Despite all of these drawbacks, at age 45 I remain cancer free. I am here, to smell the lilacs of the spring and to watch my children grow. So many other brave women who are facing cancer do not have this good fortune. Every follow-up visit back to the cancer center reminds me in a vivid way just how lucky I am. I took painful measures with drastic consequences and difficult tradeoffs, but was there really a choice? Maybe I chose life, or maybe I was just choosing Not Cancer. I am thankful for my wise doctors and grateful for their care. And yet, how can prophylactic surgeries be our best answer?

We need new terminology for people in this position. Doctors might call me an “unaffected carrier,” since I have a BRCA1 mutation but have not had cancer. This term seems wildly inaccurate. The language is important, because the terminology brings with it protective laws related to disability, insurance, and medical research. Hence the term “previvor” — an individual who is a survivor of a predisposition to cancer but has not had the disease — coined by Facing Our Risk of Cancer Empowered (FORCE), an organization to improve the lives of individuals and families affected by hereditary breast and ovarian cancer.

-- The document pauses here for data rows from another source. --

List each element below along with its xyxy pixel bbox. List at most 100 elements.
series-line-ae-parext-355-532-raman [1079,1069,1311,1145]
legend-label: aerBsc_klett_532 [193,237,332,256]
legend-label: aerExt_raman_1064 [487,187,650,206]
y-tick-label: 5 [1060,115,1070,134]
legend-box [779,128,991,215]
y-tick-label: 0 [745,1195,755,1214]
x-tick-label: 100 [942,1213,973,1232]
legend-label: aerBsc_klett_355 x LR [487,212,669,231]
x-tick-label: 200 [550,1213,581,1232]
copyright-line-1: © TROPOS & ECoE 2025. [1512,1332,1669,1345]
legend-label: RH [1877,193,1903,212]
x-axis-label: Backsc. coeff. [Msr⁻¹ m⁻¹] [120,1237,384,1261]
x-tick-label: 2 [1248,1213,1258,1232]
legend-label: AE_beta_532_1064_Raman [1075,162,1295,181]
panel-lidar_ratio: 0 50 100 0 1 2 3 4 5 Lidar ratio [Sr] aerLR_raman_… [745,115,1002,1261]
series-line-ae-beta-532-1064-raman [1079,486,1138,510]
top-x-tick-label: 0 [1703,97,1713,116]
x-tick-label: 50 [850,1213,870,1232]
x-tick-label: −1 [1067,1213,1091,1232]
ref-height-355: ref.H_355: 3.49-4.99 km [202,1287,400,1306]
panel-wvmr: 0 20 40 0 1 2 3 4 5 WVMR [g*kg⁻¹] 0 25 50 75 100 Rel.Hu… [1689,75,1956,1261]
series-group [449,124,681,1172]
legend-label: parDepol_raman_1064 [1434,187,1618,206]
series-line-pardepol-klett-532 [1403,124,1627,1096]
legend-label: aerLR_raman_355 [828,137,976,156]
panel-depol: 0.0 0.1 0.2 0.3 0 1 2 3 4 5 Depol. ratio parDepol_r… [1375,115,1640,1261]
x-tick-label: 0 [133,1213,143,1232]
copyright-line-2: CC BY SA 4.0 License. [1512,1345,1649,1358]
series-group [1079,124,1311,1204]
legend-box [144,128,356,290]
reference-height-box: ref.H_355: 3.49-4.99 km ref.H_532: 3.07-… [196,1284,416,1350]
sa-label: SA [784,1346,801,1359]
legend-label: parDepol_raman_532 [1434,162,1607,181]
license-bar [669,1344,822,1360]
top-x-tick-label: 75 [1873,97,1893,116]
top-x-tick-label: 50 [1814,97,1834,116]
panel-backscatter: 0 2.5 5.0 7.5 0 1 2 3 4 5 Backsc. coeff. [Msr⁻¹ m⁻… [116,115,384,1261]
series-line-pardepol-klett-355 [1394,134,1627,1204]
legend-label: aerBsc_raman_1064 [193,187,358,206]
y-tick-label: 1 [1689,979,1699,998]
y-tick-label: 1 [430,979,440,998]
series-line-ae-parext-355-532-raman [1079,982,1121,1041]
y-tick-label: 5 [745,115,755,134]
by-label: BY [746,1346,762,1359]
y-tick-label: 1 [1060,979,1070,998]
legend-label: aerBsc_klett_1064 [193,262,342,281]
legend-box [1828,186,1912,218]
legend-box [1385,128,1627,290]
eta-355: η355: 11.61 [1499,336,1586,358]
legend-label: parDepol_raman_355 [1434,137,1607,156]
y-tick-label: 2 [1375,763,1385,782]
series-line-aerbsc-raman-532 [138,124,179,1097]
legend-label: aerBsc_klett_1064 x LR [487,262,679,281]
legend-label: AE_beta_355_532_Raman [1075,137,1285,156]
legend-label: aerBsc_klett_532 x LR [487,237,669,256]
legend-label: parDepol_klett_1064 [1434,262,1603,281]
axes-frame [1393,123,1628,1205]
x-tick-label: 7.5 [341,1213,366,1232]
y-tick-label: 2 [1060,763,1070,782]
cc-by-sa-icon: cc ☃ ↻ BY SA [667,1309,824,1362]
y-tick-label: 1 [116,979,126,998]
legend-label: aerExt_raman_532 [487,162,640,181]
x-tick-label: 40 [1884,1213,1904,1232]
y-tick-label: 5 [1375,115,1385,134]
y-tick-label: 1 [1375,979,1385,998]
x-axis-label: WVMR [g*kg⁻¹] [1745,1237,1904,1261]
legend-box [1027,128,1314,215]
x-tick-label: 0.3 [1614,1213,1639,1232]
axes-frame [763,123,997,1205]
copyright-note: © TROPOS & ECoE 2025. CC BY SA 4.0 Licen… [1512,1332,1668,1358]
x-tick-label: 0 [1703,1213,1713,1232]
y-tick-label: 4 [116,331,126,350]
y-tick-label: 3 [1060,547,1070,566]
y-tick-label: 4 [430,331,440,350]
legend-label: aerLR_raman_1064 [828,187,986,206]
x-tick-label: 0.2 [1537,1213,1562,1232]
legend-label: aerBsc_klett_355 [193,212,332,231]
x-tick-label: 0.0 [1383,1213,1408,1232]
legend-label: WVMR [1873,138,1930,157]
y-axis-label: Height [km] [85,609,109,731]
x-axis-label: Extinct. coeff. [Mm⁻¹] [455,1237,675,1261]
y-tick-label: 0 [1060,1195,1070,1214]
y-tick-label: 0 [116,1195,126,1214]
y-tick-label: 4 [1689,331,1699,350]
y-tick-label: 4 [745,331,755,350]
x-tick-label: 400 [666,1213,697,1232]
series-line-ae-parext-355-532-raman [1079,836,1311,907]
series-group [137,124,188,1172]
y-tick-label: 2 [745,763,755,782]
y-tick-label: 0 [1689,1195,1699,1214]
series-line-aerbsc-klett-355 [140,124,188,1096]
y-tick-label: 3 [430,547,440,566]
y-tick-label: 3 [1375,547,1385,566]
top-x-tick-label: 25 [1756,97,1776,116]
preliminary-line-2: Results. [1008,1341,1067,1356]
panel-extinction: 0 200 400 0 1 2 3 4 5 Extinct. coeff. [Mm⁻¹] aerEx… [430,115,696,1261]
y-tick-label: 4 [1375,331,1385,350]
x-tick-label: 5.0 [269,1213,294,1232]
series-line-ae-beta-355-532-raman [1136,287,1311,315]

The field of genetic research is so new that it makes me a pioneer of sorts, navigating a little-charted terrain. Increased funding for research is needed, research that has to produce responses better than prophylactic surgeries. Looking back over the layers of decisions I made, I am not saying that I would do it any differently. I likely avoided having breast cancer with toddlers in tow, a cancer that likely would not have been stoppable. The idea that I will be able to be a mother to my children even as they become adults, a partner to my spouse as we grow older, and to work longer toward tikkun olam, repairing the world, validates all the choices I made. But there was a serious price, a price that can be overlooked in the characterization of breasts and ovaries as non-essential body parts. I continue to pray that I will avoid the experience of having ovarian cancer and be able to live a longer life than so many other women in my family. I hope my story will help other women think through their own choices and that my voice will communicate the urgency that we not be satisfied with these prophylactic surgeries as our best response. Breasts and ovaries are essential parts of a female body, and we can all hope that medical responses to genetic cancer mutations recognize their importance, and offer us better — and less wrenching — options. 


 

Laurie Rubel lives in New York with her family and is on the faculty of the City University of New York. An earlier version of this essay appeared at kveller.com.